Intense subglacial or proglacial discharge events may erode intricate forms in bedrock. These forms are often complex due to feedback with flow structure, interactions between adjacent forms, and the modification of relic forms by subsequent events. Thus, quantifying form is difficult, although new classifications provide a framework for developing form indexes and evaluating relationships between form and process controls (e.g. flow depths, bedrock properties, etc).

This study presents preliminary analysis of erosional surfaces on a bedrock sill near the mouth of Watson River, West Greenland. The site experienced subglacial meltwater discharge until about 7000 BP, and proglacial fluvial erosion since about 5000 BP, following isostatic uplift of the sill from the sea. Presently, normal fluvial discharge is confined to two artificially enlarged channels. However, jökulhlaups up to 1200 m3 s-1 from the nearby Greenland Ice Cap, which occupies >90% of the 6280 km2 drainage basin, periodically inundate portions of the sill.

Our analysis is based on detailed 2 m grid topographic surveys, rectified low-level (4 m) image maps with cm-scale resolution, and digitized form boundaries at three hydrodynamically distinct sites. Forms on the up-flow side of the sill are the most complex, including potholes (to >2 m deep), and elongate forms with both sharp and rounded edges. Conjugate forms have orientations that are clearly influenced both by flow and by structural elements in the underlying gneissic bedrock. On a site located on lateral benches that rise down-flow to the crest of the still, forms are preferentially convex to undulating but change with elevation.
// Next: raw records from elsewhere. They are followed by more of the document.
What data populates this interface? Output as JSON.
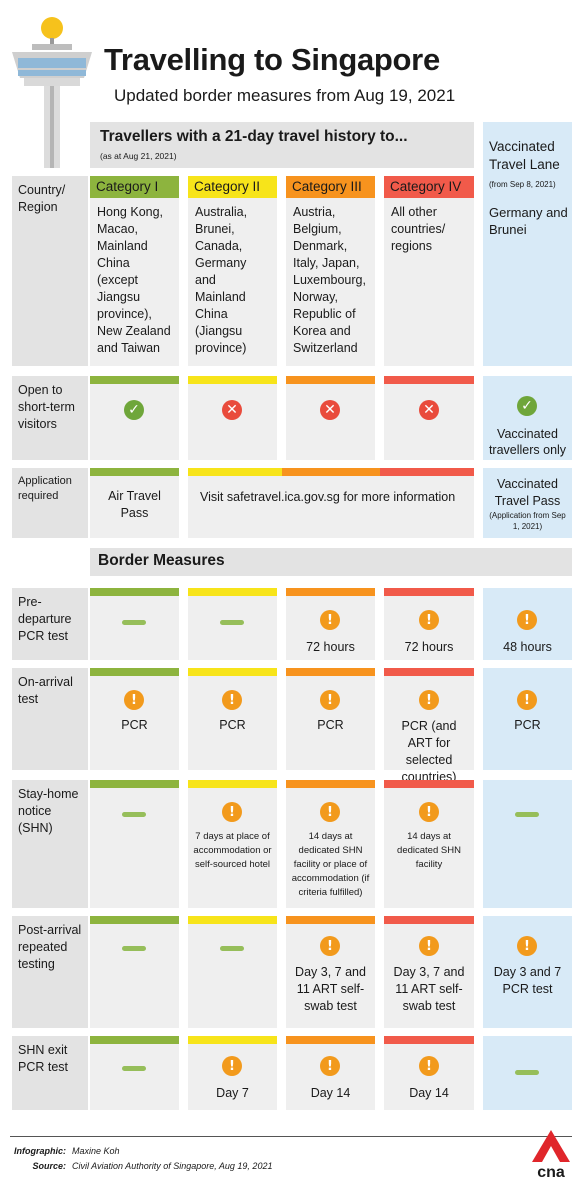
{
  "header": {
    "title": "Travelling to Singapore",
    "subtitle": "Updated border measures from Aug 19, 2021"
  },
  "travel_history": {
    "heading": "Travellers with a 21-day travel history to...",
    "as_at": "(as at Aug 21, 2021)"
  },
  "vtl": {
    "title": "Vaccinated Travel Lane",
    "from": "(from Sep 8, 2021)",
    "countries": "Germany and Brunei"
  },
  "colors": {
    "cat1": "#8db43e",
    "cat2": "#f7e41a",
    "cat3": "#f7931e",
    "cat4": "#f15a4a",
    "vtl": "#d8eaf7",
    "grey": "#e3e3e3"
  },
  "country_region": {
    "label": "Country/ Region",
    "categories": [
      {
        "name": "Category I",
        "countries": "Hong Kong, Macao, Mainland China (except Jiangsu province), New Zealand and Taiwan"
      },
      {
        "name": "Category II",
        "countries": "Australia, Brunei, Canada, Germany and Mainland China (Jiangsu province)"
      },
      {
        "name": "Category III",
        "countries": "Austria, Belgium, Denmark, Italy, Japan, Luxembourg, Norway, Republic of Korea and Switzerland"
      },
      {
        "name": "Category IV",
        "countries": "All other countries/ regions"
      }
    ]
  },
  "short_term": {
    "label": "Open to short-term visitors",
    "vtl_text": "Vaccinated travellers only"
  },
  "application": {
    "label": "Application required",
    "cat1": "Air Travel Pass",
    "others": "Visit safetravel.ica.gov.sg for more information",
    "vtl": "Vaccinated Travel Pass",
    "vtl_note": "(Application from Sep 1, 2021)"
  },
  "border_measures": {
    "heading": "Border Measures",
    "predeparture": {
      "label": "Pre-departure PCR test",
      "cat3": "72 hours",
      "cat4": "72 hours",
      "vtl": "48 hours"
    },
    "onarrival": {
      "label": "On-arrival test",
      "cat1": "PCR",
      "cat2": "PCR",
      "cat3": "PCR",
      "cat4": "PCR (and ART for selected countries)",
      "vtl": "PCR"
    },
    "shn": {
      "label": "Stay-home notice (SHN)",
      "cat2": "7 days at place of accommodation or self-sourced hotel",
      "cat3": "14 days at dedicated SHN facility or place of accommodation (if criteria fulfilled)",
      "cat4": "14 days at dedicated SHN facility"
    },
    "post": {
      "label": "Post-arrival repeated testing",
      "cat3": "Day 3, 7 and 11 ART self-swab test",
      "cat4": "Day 3, 7 and 11 ART self-swab test",
      "vtl": "Day 3 and 7 PCR test"
    },
    "exit": {
      "label": "SHN exit PCR test",
      "cat2": "Day 7",
      "cat3": "Day 14",
      "cat4": "Day 14"
    }
  },
  "footer": {
    "infographic_label": "Infographic:",
    "infographic_value": "Maxine Koh",
    "source_label": "Source:",
    "source_value": "Civil Aviation Authority of Singapore, Aug 19, 2021",
    "logo_text": "cna"
  }
}
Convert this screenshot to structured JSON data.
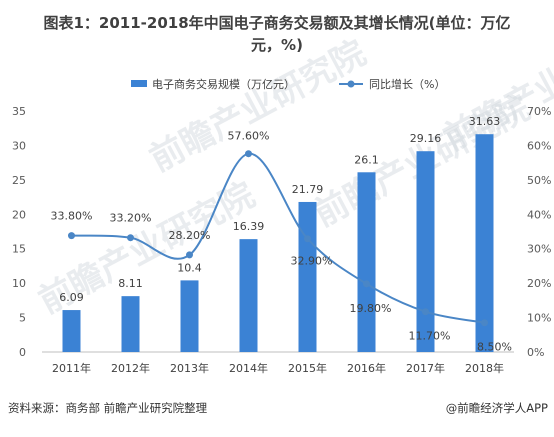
{
  "title_line1": "图表1：2011-2018年中国电子商务交易额及其增长情况(单位：万亿",
  "title_line2": "元，%)",
  "source": "资料来源：商务部 前瞻产业研究院整理",
  "credit": "@前瞻经济学人APP",
  "watermark": "前瞻产业研究院",
  "colors": {
    "bar": "#3b82d4",
    "line": "#4a86c6",
    "axis": "#bfbfbf"
  },
  "chart_data": {
    "type": "bar",
    "categories": [
      "2011年",
      "2012年",
      "2013年",
      "2014年",
      "2015年",
      "2016年",
      "2017年",
      "2018年"
    ],
    "series": [
      {
        "name": "电子商务交易规模（万亿元）",
        "type": "bar",
        "axis": "left",
        "values": [
          6.09,
          8.11,
          10.4,
          16.39,
          21.79,
          26.1,
          29.16,
          31.63
        ],
        "labels": [
          "6.09",
          "8.11",
          "10.4",
          "16.39",
          "21.79",
          "26.1",
          "29.16",
          "31.63"
        ]
      },
      {
        "name": "同比增长（%）",
        "type": "line",
        "axis": "right",
        "smooth": true,
        "values": [
          33.8,
          33.2,
          28.2,
          57.6,
          32.9,
          19.8,
          11.7,
          8.5
        ],
        "labels": [
          "33.80%",
          "33.20%",
          "28.20%",
          "57.60%",
          "32.90%",
          "19.80%",
          "11.70%",
          "8.50%"
        ]
      }
    ],
    "y_left": {
      "min": 0,
      "max": 35,
      "ticks": [
        "0",
        "5",
        "10",
        "15",
        "20",
        "25",
        "30",
        "35"
      ]
    },
    "y_right": {
      "min": 0,
      "max": 70,
      "ticks": [
        "0%",
        "10%",
        "20%",
        "30%",
        "40%",
        "50%",
        "60%",
        "70%"
      ]
    },
    "legend_position": "top-center",
    "grid": false
  }
}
Complex hierarchical concave forms are found on the down-flow side of the sill in a zone of high-stage flow convergence. They exhibit en echelon relationships that change with elevation.

Analysis of form boundaries using medical imaging software generates quantitative measures that can be related to ideal forms defined in newly published classification schemes. The spatial distribution of these form indices can be compared with prevailing flow conditions (using elevation as a proxy for stage), and bedrock characteristics. Our goal is to distinguish present-day fluvial forms from those inherited from previous subglacial meltwater erosion.